1. NRW
  2. Städte
  3. Xanten

Xanten: Wegenetz: Stadt stellt Finanzierungsmodelle vor

Xanten : Wegenetz: Stadt stellt Finanzierungsmodelle vor

Im Hauptausschuss geht es um die Frage, wer wie viel Geld für die Sanierung bezahlen muss. Stadt schlägt eine Bürgerversammlung vor.

Wer soll wie viel Geld für die Sanierung der Wirtschaftswege in Xanten bezahlen? Das ist die zentrale Frage, die vielen Anwohnern und Grundstückseigentümern unter den Nägeln brennt (wir berichteten). Erste Antworten stellt die Stadtverwaltung am kommenden Dienstag, 8. Mai, der Politik vor. Sie selbst schlägt den Mitgliedern dem Hauptausschuss eine Mischfinanzierung von städtischem Eigenbeitrag und Anliegerbeiträgen über eine Satzung vor. "Sie ist rechtssicher und günstiger", meint Bürgermeister Thomas Görtz. Eine Satzung belaste jene, die direkt von der Sanierung profitierten, und der Ausbau der Straßen könnte schneller erfolgen. Alternativ ist die Gründung eines Wegeverbandes im Gespräch. Dieser jedoch würde die Modernisierung verzögern und sei juristisch nicht sicher, so Görtz.

Zum Hintergrund: Nach Untersuchung eines externen Ingenieurbüros sind Teile der ländlichen Wirtschaftswege im Stadtgebiet in einem sehr schlechten Zustand. Die Stadt hat nun rund elf Kilometer definiert, deren Sanierung etwa 4,8 Millionen Euro kosten würde: "Die dringende Notwendigkeit ergibt sich aus ihrem aktuell maroden Zustand sowie aus ihrer Verkehrsbedeutung." Das Thema ist schon seit Monaten in der politischen Debatte. Die Fraktionen hatten allerdings beschlossen, vor einer Entscheidung zunächst die Frage der Finanzierung zu klären.

Dafür stehen nun zwei Modelle zur Diskussion. Zum einen könnte für die Sanierung und Unterhaltung ein Wegeverband gegründet werden. Mitglieder wären Stadt sowie alle Eigentümer von Grundstücken im Außenbereich - auch das Land und die Kirche. Regelmäßige und kontinuierliche Beiträge würden zweckgebunden für die Wege eingesetzt werden. Der Verband ist juristisch zulässig, aber es bestehen noch keine Erfahrungen mit diesem Instrument. "Ein rechtlich unsicheres Terrain", sagt Görtz. Im Wegeverband wären nicht nur die direkten Anlieger organisiert, sondern alle Eigentümer von Flächen im Außenbereich. Er entscheidet auch über den Zeitplan für einzelne Maßnahmen. Ein Nachteil ist nach Auffassung der Verwaltung der fehlende Einfluss des Rates.

Die Alternative zum Verband wäre eine Beitragssatzung. Damit würden nicht alle Grundstückseigentümer im Außenbereich, sondern lediglich die Anlieger, die einen direkten Vorteil erhalten, zur Kasse gebeten. Sie müssten entsprechend der Einordnung ihrer Straße unterschiedliche Beiträge zahlen.

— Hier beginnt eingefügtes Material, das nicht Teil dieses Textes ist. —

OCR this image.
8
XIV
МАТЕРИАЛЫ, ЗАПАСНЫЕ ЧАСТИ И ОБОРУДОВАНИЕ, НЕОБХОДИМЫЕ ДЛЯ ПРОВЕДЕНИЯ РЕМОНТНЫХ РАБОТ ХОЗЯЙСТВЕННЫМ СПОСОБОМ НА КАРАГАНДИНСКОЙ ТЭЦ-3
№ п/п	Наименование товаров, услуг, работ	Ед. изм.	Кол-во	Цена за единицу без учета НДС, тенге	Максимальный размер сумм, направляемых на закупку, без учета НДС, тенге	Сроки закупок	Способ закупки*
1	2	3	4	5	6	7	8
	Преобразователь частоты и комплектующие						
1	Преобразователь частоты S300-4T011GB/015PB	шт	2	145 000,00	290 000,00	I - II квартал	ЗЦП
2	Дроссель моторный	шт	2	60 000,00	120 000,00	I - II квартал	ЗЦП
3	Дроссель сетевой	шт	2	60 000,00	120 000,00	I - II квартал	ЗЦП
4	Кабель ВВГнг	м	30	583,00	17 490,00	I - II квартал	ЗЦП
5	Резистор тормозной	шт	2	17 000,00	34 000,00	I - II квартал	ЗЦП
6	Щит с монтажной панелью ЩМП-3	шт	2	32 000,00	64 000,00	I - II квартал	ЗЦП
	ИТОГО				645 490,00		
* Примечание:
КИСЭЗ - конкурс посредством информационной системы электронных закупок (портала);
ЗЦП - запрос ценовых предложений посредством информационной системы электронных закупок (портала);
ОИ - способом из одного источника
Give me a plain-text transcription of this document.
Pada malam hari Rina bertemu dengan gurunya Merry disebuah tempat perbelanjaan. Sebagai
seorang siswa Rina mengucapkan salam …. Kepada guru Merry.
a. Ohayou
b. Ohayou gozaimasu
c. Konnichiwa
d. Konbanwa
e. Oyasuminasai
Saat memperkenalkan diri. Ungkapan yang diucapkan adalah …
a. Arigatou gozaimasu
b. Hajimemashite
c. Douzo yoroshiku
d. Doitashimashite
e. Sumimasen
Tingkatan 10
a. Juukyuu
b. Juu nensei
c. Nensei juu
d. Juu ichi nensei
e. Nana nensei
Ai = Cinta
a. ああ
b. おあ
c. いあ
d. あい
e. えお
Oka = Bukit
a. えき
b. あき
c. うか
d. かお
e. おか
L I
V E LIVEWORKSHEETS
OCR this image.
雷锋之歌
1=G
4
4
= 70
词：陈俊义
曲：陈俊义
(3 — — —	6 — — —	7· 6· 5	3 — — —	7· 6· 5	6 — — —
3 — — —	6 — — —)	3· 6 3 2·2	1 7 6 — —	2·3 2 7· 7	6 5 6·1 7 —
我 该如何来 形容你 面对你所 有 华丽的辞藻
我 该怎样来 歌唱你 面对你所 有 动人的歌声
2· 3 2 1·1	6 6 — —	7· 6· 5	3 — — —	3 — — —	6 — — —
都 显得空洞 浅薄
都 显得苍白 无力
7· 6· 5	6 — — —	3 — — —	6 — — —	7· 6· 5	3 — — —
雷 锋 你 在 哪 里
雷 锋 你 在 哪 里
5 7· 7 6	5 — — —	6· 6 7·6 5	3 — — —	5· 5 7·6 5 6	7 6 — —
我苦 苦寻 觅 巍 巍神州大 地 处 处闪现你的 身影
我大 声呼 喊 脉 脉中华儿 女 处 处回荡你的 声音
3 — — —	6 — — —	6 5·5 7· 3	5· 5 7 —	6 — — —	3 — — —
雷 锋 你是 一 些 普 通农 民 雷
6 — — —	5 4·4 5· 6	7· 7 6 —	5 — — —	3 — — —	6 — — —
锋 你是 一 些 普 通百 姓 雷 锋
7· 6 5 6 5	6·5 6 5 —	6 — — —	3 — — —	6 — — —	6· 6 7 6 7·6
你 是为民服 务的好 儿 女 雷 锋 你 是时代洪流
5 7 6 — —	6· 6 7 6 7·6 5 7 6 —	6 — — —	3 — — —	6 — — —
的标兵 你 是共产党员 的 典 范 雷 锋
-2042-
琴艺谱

Allerdings schlägt die Stadt vor, die prozentuale Beteiligung an den Sanierungskosten nicht an den Werten für eine normale Straße zu orientieren. Dort liegen die Sätze bei 40, 60 und 80 Prozent. Stattdessen befürwortet sie 10, 30 und 50 Prozent. Bürger, die besonders betroffen sind, sollen die Möglichkeit erhalten, das Geld über mehrere Jahre zu zahlen. Die Höchstgrenze soll dabei von 10.000 auf 5000 Euro herabgesetzt werden. Bei der veröffentlichten Beispielsrechnung kämen so auf die Stadt 2,9 Millionen Euro und auf die Anlieger der zwölf Wege 1,9 Millionen Euro zu. Die normale Unterhaltung, für die im Jahr 150.000 Euro veranschlagt werden, müsste die Stadt alleine tragen.

Angesichts der Bürgeranträge zu dem Thema, die ebenfalls im Hauptausschuss auf der Tagesordnung stehen, sieht die Stadt einen hohen Gesprächsbedarf. Sie schlägt eine Bürgerversammlung zu den verschiedenen Finanzierungsmodellen vor. Ein Termin ist noch nicht benannt. Einen endgültigen Beschluss könnte der Rat in seiner Sitzung am 5. Juli fassen.